Given an array of integers that is already sorted in ascending order, find two numbers such that they add up to a specific target number.

The function twoSum should return indices of the two numbers such that they add up to the target, where index1 must be less than index2. Please note that your returned answers (both index1 and index2) are not zero-based.

You may assume that each input would have exactly one solution and you may not use the same element twice.
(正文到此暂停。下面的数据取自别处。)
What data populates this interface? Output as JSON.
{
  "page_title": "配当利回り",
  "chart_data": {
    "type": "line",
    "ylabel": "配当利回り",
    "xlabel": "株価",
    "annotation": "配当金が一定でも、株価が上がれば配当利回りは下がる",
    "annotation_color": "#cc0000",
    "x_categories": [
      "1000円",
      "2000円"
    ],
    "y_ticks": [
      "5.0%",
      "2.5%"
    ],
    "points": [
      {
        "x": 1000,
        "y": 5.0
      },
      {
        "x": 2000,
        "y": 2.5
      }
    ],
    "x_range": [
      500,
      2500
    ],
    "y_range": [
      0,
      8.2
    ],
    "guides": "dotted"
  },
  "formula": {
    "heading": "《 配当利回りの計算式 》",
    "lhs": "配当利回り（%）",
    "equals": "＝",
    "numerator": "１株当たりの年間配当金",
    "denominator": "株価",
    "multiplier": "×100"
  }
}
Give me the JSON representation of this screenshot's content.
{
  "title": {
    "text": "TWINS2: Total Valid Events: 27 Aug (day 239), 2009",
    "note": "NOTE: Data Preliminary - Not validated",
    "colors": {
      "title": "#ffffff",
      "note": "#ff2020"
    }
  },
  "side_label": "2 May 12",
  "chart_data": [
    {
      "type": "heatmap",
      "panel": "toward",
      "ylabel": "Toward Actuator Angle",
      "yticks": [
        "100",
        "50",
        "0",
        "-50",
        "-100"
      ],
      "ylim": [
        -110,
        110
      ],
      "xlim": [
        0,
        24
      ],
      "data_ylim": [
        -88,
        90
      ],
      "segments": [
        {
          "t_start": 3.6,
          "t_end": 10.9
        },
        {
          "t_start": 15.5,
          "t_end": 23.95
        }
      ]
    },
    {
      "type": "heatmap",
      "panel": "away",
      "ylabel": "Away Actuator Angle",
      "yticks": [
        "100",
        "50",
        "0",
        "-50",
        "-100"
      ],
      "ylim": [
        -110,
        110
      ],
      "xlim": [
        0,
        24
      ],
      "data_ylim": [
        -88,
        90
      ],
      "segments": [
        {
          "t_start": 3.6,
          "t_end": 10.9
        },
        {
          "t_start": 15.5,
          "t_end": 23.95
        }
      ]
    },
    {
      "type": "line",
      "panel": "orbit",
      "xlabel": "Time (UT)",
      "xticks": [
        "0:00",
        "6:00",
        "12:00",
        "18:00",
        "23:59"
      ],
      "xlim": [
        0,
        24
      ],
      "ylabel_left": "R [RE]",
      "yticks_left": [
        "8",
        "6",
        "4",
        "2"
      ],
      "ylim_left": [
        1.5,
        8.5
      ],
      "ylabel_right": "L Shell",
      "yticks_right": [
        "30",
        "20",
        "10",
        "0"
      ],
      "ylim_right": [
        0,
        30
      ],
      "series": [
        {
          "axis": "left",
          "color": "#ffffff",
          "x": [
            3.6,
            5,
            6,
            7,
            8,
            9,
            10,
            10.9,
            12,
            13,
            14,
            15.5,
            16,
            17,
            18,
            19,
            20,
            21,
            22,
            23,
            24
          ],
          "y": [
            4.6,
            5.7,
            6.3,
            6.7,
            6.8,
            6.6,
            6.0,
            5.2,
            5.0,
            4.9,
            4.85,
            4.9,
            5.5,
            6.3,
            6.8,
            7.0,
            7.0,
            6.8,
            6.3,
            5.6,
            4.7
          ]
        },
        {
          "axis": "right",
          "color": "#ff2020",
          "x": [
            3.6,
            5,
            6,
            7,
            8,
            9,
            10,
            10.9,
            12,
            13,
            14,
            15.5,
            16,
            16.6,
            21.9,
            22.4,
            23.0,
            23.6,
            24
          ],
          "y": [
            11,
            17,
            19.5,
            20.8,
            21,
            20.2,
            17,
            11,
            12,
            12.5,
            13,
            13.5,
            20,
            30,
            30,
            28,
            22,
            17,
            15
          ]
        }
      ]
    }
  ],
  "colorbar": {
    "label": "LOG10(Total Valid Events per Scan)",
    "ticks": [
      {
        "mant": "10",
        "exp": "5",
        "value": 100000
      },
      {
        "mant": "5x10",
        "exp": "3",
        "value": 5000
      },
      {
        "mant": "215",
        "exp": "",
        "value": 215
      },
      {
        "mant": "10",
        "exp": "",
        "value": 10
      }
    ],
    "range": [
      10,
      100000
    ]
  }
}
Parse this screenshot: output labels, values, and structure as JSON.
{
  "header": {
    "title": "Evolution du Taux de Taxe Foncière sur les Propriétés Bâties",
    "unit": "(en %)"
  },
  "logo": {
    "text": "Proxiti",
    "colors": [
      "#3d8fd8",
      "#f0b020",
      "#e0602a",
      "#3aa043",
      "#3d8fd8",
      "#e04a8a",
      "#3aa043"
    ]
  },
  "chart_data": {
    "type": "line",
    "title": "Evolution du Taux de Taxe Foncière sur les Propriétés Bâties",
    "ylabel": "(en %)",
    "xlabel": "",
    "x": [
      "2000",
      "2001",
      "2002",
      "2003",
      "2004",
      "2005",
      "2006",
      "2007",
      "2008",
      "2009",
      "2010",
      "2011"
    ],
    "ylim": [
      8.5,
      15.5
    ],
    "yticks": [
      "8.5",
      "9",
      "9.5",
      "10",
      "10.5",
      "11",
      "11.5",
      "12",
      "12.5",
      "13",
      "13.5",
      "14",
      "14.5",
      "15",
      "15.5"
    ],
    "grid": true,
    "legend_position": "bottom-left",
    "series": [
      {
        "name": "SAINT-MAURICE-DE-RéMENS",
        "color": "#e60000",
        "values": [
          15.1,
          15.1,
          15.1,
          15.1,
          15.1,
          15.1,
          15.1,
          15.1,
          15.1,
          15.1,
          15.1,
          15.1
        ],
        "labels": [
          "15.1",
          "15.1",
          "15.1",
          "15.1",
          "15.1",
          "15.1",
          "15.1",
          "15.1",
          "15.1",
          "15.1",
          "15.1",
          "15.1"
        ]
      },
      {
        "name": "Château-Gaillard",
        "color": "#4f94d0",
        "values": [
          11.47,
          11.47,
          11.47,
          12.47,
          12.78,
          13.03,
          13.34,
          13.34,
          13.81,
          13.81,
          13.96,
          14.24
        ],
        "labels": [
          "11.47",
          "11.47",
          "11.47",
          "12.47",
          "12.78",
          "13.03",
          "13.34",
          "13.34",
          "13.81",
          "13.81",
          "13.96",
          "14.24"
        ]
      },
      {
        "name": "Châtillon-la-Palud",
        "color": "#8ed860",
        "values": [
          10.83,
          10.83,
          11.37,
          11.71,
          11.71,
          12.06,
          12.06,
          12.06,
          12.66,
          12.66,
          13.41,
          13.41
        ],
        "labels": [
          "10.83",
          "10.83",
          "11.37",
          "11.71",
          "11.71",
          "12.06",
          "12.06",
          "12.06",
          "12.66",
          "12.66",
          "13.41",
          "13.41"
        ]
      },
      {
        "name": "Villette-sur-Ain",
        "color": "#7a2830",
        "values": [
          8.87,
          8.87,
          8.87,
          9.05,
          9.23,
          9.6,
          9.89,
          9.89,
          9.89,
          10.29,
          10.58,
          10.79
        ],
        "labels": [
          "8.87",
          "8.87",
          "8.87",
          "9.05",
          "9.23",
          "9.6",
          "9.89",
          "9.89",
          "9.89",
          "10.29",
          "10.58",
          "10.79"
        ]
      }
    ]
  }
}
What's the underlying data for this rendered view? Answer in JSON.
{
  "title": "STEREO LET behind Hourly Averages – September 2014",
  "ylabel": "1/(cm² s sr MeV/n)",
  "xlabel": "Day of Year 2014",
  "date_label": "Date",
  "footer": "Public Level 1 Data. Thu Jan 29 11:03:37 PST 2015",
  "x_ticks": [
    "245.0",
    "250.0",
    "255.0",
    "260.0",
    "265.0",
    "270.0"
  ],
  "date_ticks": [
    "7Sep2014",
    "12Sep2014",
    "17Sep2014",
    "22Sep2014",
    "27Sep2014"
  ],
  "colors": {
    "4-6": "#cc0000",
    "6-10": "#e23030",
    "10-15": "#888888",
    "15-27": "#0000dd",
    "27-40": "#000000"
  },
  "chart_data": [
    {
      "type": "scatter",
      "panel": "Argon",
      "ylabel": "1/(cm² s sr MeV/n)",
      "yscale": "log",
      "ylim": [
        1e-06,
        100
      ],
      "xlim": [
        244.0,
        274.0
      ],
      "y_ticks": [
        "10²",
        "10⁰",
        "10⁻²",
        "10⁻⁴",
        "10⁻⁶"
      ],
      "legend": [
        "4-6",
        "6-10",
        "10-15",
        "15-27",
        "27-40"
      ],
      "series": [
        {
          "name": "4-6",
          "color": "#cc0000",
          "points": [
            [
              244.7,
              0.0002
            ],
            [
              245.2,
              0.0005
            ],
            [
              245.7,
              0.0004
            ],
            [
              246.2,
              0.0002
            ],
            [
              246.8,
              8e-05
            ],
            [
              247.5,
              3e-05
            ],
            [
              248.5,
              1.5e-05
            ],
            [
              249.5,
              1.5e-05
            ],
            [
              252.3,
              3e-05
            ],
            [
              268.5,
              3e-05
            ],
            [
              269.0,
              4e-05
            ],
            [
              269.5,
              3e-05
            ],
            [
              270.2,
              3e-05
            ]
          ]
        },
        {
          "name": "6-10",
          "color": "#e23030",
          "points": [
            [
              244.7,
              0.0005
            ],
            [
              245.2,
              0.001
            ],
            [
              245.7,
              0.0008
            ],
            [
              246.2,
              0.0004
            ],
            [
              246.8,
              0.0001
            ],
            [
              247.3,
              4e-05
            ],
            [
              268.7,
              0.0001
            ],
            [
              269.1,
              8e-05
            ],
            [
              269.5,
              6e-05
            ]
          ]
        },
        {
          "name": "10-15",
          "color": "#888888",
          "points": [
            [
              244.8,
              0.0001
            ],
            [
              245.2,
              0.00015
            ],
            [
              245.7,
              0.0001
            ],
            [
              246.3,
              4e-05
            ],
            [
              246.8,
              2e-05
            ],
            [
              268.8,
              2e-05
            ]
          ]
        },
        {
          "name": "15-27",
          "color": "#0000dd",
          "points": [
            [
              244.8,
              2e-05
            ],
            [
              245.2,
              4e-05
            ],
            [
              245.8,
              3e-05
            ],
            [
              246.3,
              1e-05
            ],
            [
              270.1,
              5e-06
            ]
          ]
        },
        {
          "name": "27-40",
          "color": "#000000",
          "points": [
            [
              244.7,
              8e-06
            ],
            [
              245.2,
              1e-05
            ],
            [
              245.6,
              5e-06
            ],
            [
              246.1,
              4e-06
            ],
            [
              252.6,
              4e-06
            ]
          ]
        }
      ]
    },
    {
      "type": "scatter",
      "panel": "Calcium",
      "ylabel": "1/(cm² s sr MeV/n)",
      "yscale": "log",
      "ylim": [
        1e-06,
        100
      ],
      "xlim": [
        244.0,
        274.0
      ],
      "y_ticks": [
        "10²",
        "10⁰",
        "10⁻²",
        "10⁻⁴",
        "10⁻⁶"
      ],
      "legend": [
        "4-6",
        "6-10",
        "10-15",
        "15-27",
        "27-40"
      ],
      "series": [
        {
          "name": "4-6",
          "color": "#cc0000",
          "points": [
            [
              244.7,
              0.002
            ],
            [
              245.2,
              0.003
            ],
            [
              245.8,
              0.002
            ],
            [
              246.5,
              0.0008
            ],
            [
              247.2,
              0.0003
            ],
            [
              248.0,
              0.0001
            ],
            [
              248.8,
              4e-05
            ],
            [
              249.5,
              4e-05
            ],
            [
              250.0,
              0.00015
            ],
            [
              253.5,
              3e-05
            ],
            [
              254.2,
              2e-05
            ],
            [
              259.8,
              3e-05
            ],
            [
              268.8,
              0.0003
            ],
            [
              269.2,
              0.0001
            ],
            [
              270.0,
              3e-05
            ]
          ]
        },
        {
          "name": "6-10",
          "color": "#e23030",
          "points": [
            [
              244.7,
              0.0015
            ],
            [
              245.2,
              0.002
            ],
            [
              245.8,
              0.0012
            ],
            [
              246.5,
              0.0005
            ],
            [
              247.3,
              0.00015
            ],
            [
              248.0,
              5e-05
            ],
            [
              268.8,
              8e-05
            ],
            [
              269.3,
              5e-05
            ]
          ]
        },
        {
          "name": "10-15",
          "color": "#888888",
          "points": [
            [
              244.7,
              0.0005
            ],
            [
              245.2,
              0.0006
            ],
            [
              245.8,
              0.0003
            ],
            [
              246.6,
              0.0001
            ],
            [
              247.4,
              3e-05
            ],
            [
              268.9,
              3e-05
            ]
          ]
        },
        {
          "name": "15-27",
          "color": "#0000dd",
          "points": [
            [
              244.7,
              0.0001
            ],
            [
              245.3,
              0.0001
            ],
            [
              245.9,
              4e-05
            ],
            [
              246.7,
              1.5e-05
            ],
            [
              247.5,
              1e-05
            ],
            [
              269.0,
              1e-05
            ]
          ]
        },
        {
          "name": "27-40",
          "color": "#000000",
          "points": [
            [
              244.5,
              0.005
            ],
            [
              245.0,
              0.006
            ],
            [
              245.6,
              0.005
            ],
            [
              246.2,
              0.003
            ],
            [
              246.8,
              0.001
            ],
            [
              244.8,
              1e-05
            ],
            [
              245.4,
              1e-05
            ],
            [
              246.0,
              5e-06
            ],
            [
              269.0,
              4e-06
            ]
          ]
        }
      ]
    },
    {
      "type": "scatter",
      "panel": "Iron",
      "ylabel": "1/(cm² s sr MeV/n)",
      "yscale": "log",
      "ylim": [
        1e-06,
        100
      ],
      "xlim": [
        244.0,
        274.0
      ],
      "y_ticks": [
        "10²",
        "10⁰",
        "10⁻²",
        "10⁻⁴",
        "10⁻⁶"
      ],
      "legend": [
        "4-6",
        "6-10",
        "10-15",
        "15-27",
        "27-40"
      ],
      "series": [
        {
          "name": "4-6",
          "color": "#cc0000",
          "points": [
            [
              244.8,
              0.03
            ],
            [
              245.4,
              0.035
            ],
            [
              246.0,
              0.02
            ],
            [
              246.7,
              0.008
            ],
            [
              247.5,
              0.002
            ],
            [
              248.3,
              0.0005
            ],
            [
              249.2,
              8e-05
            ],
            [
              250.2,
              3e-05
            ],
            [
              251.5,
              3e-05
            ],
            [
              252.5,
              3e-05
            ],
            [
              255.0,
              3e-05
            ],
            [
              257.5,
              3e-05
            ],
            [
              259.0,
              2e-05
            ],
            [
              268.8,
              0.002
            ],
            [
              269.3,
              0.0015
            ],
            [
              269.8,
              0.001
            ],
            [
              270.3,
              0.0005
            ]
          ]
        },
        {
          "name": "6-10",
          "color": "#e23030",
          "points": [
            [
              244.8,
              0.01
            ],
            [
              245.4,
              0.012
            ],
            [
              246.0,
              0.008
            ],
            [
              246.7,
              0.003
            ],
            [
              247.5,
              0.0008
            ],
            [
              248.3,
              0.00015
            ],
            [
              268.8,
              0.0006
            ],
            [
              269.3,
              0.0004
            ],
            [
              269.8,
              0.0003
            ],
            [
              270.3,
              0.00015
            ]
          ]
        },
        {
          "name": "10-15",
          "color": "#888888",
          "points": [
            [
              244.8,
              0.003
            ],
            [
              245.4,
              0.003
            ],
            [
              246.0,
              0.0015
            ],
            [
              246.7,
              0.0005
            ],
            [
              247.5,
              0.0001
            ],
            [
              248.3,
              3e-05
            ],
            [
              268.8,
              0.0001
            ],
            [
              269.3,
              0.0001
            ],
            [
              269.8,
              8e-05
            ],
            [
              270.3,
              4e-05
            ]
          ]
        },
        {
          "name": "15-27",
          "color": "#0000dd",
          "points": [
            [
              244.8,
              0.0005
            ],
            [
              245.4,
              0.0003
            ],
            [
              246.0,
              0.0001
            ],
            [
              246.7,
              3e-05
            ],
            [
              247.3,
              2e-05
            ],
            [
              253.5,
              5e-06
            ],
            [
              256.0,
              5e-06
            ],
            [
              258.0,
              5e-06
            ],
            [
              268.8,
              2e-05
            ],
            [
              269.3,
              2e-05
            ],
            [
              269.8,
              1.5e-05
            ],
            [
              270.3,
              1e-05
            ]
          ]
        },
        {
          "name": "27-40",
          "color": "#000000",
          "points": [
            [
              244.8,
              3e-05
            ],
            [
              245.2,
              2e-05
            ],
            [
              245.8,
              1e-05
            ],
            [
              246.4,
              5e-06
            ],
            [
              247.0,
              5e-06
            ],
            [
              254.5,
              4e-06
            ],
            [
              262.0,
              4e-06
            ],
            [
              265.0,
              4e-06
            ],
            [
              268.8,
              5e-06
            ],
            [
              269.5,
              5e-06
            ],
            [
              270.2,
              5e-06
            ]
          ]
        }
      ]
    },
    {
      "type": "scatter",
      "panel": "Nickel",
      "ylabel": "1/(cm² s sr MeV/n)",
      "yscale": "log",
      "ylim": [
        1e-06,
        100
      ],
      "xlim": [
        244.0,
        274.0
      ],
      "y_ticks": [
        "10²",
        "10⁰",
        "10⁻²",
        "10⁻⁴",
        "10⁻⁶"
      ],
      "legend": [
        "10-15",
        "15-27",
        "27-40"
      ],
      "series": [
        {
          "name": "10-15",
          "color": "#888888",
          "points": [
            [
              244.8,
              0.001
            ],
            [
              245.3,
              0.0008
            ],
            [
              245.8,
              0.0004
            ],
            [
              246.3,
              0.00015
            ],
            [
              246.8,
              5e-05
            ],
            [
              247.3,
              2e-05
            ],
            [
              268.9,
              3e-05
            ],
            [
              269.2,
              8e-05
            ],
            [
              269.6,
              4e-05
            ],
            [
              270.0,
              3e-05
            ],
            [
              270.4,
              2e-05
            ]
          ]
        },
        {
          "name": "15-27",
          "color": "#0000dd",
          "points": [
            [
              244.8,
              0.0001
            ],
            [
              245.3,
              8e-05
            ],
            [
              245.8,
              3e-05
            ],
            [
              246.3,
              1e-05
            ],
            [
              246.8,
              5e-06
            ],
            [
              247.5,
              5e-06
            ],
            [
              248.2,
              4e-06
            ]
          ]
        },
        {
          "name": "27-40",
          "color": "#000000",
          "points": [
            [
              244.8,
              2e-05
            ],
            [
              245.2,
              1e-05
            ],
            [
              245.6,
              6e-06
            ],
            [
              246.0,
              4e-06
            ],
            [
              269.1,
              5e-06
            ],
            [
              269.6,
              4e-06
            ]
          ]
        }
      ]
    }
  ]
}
Input: numbers={2, 7, 11, 15}, target=9 Output: index1=1, index2=2

即找到陣列中兩個元素的和等於給定數字的元素，陣列已排序。

Python 實現

# Given an array of integers that is already sorted in ascending order, find two numbers such that they add up to a specific target number.
 

#
# The function twoSum should return indices of the two numbers such that they add up to the target, where index1 must be less than index2. Please note that your returned answers (both index1 and index2) are not zero-based.
#
# You may assume that each input would have exactly one solution and you may not use the same element twice.
 

#
# Input: numbers={2, 7, 11, 15}, target=9
# Output: index1=1, index2=2

# author li.hzh
class Solution:

    def twoSum(self, numbers, target):
        """
        :type numbers: List[int]
        :type target: int
        :rtype: List[int]
        """
        map = {}
        index = 1
        for val in numbers:
            other = target - val
            if other in map:
                return [map.get(other), index]
            map[val] = index
            index += 1

    def twoSum_without_extra_space(self, numbers, target):
        """
        :type numbers: List[int]
        :type target: int
        :rtype: List[int]
        """
        head, tail = 0, -1
        cur_sum = numbers[head] + numbers[tail]
        while cur_sum != target:
            if cur_sum < target:
                head += 1
            else:
                tail -= 1
            cur_sum = numbers[head] + numbers[tail]
        return [head + 1, len(numbers) + tail + 1]

分析

這裡也做了兩個解法，解法1，是通用解法。即，不關心陣列中元素的排列規律，藉助一個map來尋找成對的元素。

但是，題目明確說明陣列中的元素已排序，那麼顯然是有特殊的解法。即解法二，通過首尾元素相加，與給定值比較。如果小於給定元素，顯然只能首指標向後移位，再相加比較。如果大於則尾指標前移。每次比較後，都是明確的單向移動，直到最終找到匹配結果。